Active Crowdsourcing for Multilabel Annotation

IEEE Trans Neural Netw Learn Syst. 2024 Mar;35(3):3549-3559. doi: 10.1109/TNNLS.2022.3194022. Epub 2024 Feb 29.

Abstract

Multilabel annotation is a critical step to generate training sets when learning classification models in various application domains, but asking domain experts to provide labels is usually time-consuming and expensive, which cannot meet the current requirement of the fast evolution of the models in the big data era. Although crowdsourcing provides a fast solution to acquire labels for multilabel learning, it faces the risk of high data acquisition cost and low label quality. This article proposes a novel one-coin label-dependent active crowdsourcing (OCLDAC) method to iteratively query noisy labels from crowd workers and learn multilabel classification models.
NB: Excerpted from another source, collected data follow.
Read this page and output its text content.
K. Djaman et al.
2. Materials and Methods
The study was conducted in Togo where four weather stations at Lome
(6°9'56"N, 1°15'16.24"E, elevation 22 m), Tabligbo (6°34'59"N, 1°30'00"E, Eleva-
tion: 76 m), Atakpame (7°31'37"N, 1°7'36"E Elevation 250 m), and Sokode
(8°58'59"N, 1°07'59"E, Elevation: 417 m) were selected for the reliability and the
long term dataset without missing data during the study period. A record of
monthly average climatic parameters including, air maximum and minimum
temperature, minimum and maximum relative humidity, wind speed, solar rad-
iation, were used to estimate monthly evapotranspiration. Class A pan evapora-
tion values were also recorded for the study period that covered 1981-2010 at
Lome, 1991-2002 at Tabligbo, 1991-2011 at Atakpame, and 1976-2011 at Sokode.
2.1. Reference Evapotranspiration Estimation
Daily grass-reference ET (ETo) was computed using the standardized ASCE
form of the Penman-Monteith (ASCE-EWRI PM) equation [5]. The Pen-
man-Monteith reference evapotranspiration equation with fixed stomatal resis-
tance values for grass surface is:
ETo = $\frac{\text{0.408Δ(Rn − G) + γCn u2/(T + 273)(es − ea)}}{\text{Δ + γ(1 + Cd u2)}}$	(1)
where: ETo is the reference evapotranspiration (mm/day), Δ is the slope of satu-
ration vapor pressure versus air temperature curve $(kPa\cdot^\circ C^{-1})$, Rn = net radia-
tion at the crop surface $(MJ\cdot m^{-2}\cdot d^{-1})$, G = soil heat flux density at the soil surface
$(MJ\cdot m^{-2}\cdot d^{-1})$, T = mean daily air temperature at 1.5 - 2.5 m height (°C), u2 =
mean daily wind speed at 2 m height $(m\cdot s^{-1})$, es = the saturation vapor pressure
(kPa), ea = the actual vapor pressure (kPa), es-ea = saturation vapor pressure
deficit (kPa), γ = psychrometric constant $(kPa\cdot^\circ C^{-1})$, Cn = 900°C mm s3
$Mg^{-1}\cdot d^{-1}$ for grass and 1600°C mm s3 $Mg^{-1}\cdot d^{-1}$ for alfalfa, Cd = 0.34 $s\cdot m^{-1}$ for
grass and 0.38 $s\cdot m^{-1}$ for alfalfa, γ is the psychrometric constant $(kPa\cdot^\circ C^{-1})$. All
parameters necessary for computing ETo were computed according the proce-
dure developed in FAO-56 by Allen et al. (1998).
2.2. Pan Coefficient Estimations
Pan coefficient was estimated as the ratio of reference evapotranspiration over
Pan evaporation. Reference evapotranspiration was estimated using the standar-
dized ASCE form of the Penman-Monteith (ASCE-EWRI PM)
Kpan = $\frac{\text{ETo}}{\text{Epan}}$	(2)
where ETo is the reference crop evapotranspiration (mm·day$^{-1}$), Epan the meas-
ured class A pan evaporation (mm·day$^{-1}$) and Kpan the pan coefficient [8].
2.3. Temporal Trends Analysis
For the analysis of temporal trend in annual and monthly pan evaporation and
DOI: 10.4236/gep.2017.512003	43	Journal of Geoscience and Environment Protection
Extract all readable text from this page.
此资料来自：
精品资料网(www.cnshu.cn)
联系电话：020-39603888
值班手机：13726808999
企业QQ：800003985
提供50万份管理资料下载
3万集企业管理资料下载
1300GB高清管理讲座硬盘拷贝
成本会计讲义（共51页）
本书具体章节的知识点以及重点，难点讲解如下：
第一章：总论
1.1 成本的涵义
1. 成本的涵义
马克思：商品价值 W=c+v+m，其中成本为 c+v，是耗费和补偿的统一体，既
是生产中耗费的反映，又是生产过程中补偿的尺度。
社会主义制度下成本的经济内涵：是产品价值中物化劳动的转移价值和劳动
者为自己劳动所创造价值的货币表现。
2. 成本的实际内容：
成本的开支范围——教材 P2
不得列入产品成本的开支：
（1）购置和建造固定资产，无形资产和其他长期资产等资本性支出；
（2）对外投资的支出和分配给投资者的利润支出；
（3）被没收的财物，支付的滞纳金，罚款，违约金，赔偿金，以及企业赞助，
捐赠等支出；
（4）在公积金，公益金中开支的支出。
In each iteration of active learning, integrated labels of instances are first inferred by a novel one-coin label-dependent model, which utilizes a mixture of multiple independent Bernoulli distributions to explore and exploit correlations among the labels to increase the accuracy of truth inference. Then, instances, labels, and workers are selected according to the novel strategies that incorporate the distribution of noisy labels, the prediction probability of learning models, label correlations, and the reliability of crowd workers. Simulations on eight multilabel datasets and evaluation on one real-world crowdsourcing dataset consistently show that the proposed OCLDAC significantly outperforms the state-of-the-art methods and their variants.